| Because to earn dividends you must be a owner i.e. actually hold company stock. To profit from buybacks you only need the option of buying the stock at a lower price than the buyback price. The CEOs and other CXXs of these firms often have large amounts of options included in their comp packages. This is why buybacks happen at market highs instead of market lows as sound management principles and common sense would suggest. Increasing shareholder value by increasing equity value is just a pretext. The real purpose of buybacks is a swindle to funnel company money directly into the pockets of the C-Suite through what in the books appears a routine management operation. These executives decide on the buybacks and exercise their share options just before, thus pocketing millions in company money and actually hurting shareholders. Shareholders get the blame despite having little to no power and seeing their investments ruined and looted. Also, in many firms, a lot of shareholders are also employees. You can find it better told here: https://www.theatlantic.com/magazine/archive/2019/08/the-sto... |
Like buybacks vs regular dividends, the main differences have to do with their taxability.

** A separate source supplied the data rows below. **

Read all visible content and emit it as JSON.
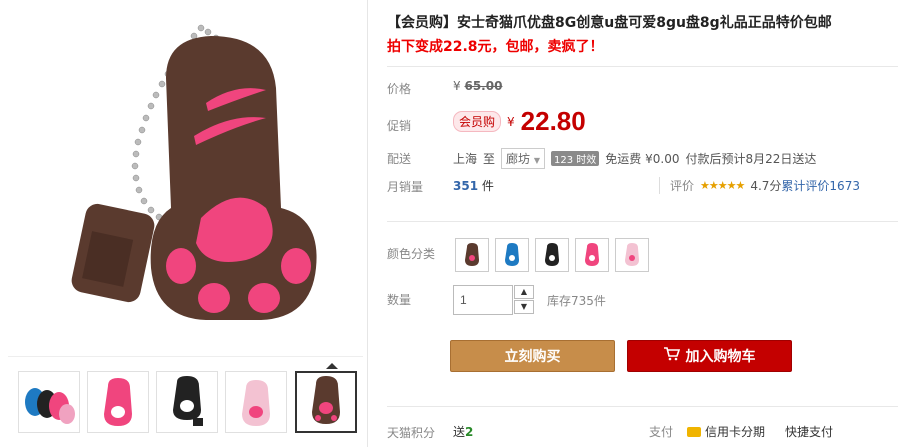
{
  "title": "【会员购】安士奇猫爪优盘8G创意u盘可爱8gu盘8g礼品正品特价包邮",
  "subtitle": "拍下变成22.8元，包邮，卖疯了！",
  "price": {
    "label": "价格",
    "currency": "¥",
    "original": "65.00"
  },
  "promo": {
    "label": "促销",
    "badge": "会员购",
    "currency": "¥",
    "value": "22.80"
  },
  "delivery": {
    "label": "配送",
    "from": "上海",
    "to_word": "至",
    "destination": "廊坊",
    "time_badge": "123 时效",
    "fee": "免运费 ¥0.00",
    "eta": "付款后预计8月22日送达"
  },
  "sales": {
    "label": "月销量",
    "count": "351",
    "unit": "件",
    "review_label": "评价",
    "stars": "★★★★★",
    "score": "4.7分",
    "total": "累计评价1673"
  },
  "color": {
    "label": "颜色分类",
    "swatches": [
      "#5a3a2e",
      "#1e7ac2",
      "#222222",
      "#f0457e",
      "#f0a2c0"
    ]
  },
  "quantity": {
    "label": "数量",
    "value": "1",
    "stock": "库存735件"
  },
  "buttons": {
    "buy_now": "立刻购买",
    "add_cart": "加入购物车"
  },
  "footer": {
    "points_label": "天猫积分",
    "points_prefix": "送",
    "points_value": "2",
    "pay_label": "支付",
    "pay_credit": "信用卡分期",
    "pay_quick": "快捷支付"
  },
  "colors": {
    "accent_red": "#c40000",
    "gold": "#c78d4a",
    "paw_brown": "#5a3a2e",
    "paw_pink": "#f0457e"
  }
}
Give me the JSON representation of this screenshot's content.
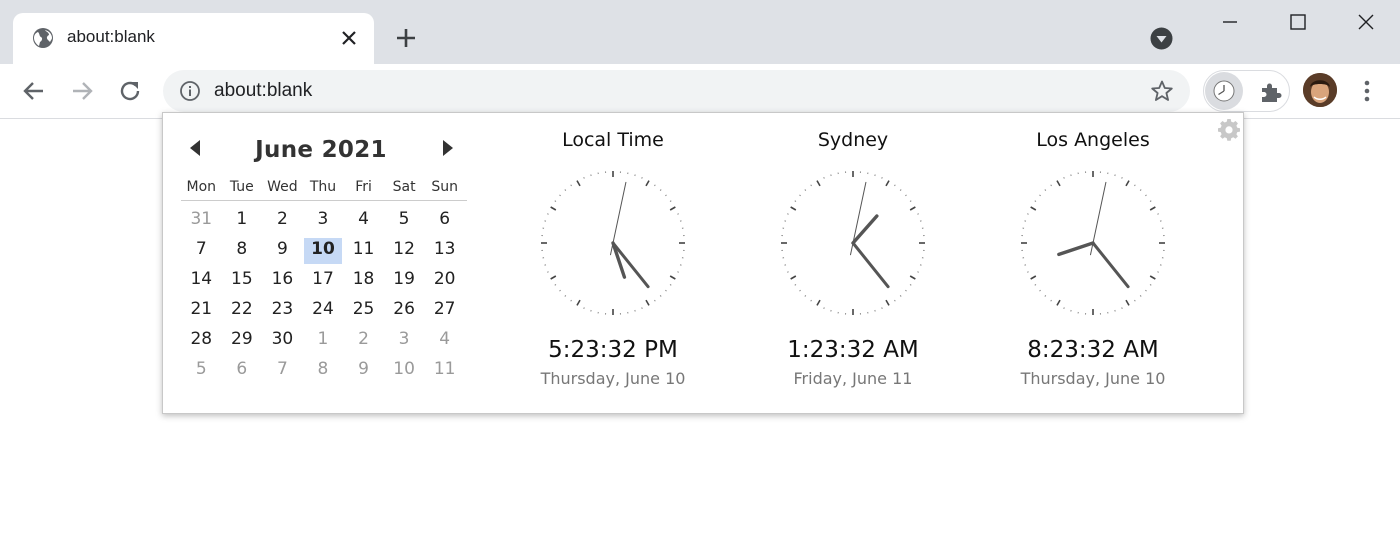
{
  "browser": {
    "tab": {
      "title": "about:blank",
      "favicon": "globe-icon"
    },
    "omnibox": {
      "url": "about:blank"
    },
    "icons": {
      "back": "arrow-left-icon",
      "forward": "arrow-right-icon",
      "reload": "reload-icon",
      "info": "info-icon",
      "bookmark": "star-icon",
      "extension_clock": "clock-icon",
      "extensions": "puzzle-icon",
      "menu": "more-vert-icon"
    }
  },
  "popup": {
    "calendar": {
      "title": "June 2021",
      "weekdays": [
        "Mon",
        "Tue",
        "Wed",
        "Thu",
        "Fri",
        "Sat",
        "Sun"
      ],
      "days": [
        {
          "d": "31",
          "other": true
        },
        {
          "d": "1"
        },
        {
          "d": "2"
        },
        {
          "d": "3"
        },
        {
          "d": "4"
        },
        {
          "d": "5"
        },
        {
          "d": "6"
        },
        {
          "d": "7"
        },
        {
          "d": "8"
        },
        {
          "d": "9"
        },
        {
          "d": "10",
          "today": true
        },
        {
          "d": "11"
        },
        {
          "d": "12"
        },
        {
          "d": "13"
        },
        {
          "d": "14"
        },
        {
          "d": "15"
        },
        {
          "d": "16"
        },
        {
          "d": "17"
        },
        {
          "d": "18"
        },
        {
          "d": "19"
        },
        {
          "d": "20"
        },
        {
          "d": "21"
        },
        {
          "d": "22"
        },
        {
          "d": "23"
        },
        {
          "d": "24"
        },
        {
          "d": "25"
        },
        {
          "d": "26"
        },
        {
          "d": "27"
        },
        {
          "d": "28"
        },
        {
          "d": "29"
        },
        {
          "d": "30"
        },
        {
          "d": "1",
          "other": true
        },
        {
          "d": "2",
          "other": true
        },
        {
          "d": "3",
          "other": true
        },
        {
          "d": "4",
          "other": true
        },
        {
          "d": "5",
          "other": true
        },
        {
          "d": "6",
          "other": true
        },
        {
          "d": "7",
          "other": true
        },
        {
          "d": "8",
          "other": true
        },
        {
          "d": "9",
          "other": true
        },
        {
          "d": "10",
          "other": true
        },
        {
          "d": "11",
          "other": true
        }
      ]
    },
    "clocks": [
      {
        "name": "Local Time",
        "time": "5:23:32 PM",
        "date": "Thursday, June 10",
        "hour": 17,
        "minute": 23,
        "second": 32
      },
      {
        "name": "Sydney",
        "time": "1:23:32 AM",
        "date": "Friday, June 11",
        "hour": 1,
        "minute": 23,
        "second": 32
      },
      {
        "name": "Los Angeles",
        "time": "8:23:32 AM",
        "date": "Thursday, June 10",
        "hour": 8,
        "minute": 23,
        "second": 32
      }
    ]
  },
  "colors": {
    "today_highlight": "#c6d9f5",
    "hand": "#555555"
  }
}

From what I can tell, the main complaint in the Atlantic article is that CEOs time buyback announcements to coincide with their stock sales. The first example they give is the Home Depot announcing a buy back (apparently in the Feb ‘18 earnings call), and then selling stock after the insider lock up window opened. In all likelihood, that sale was scheduled well ahead of time (execs have to do this to avoid insider trading charges).
So, the controversy seems to reduce to Home Depot having a strong quarter and buying back stock, making money for shareholders, including the CEO.
Note that if they’d issued dividends, and they pay retained dividends on unvested RSUs, the net effect would be exactly the same (except taxes).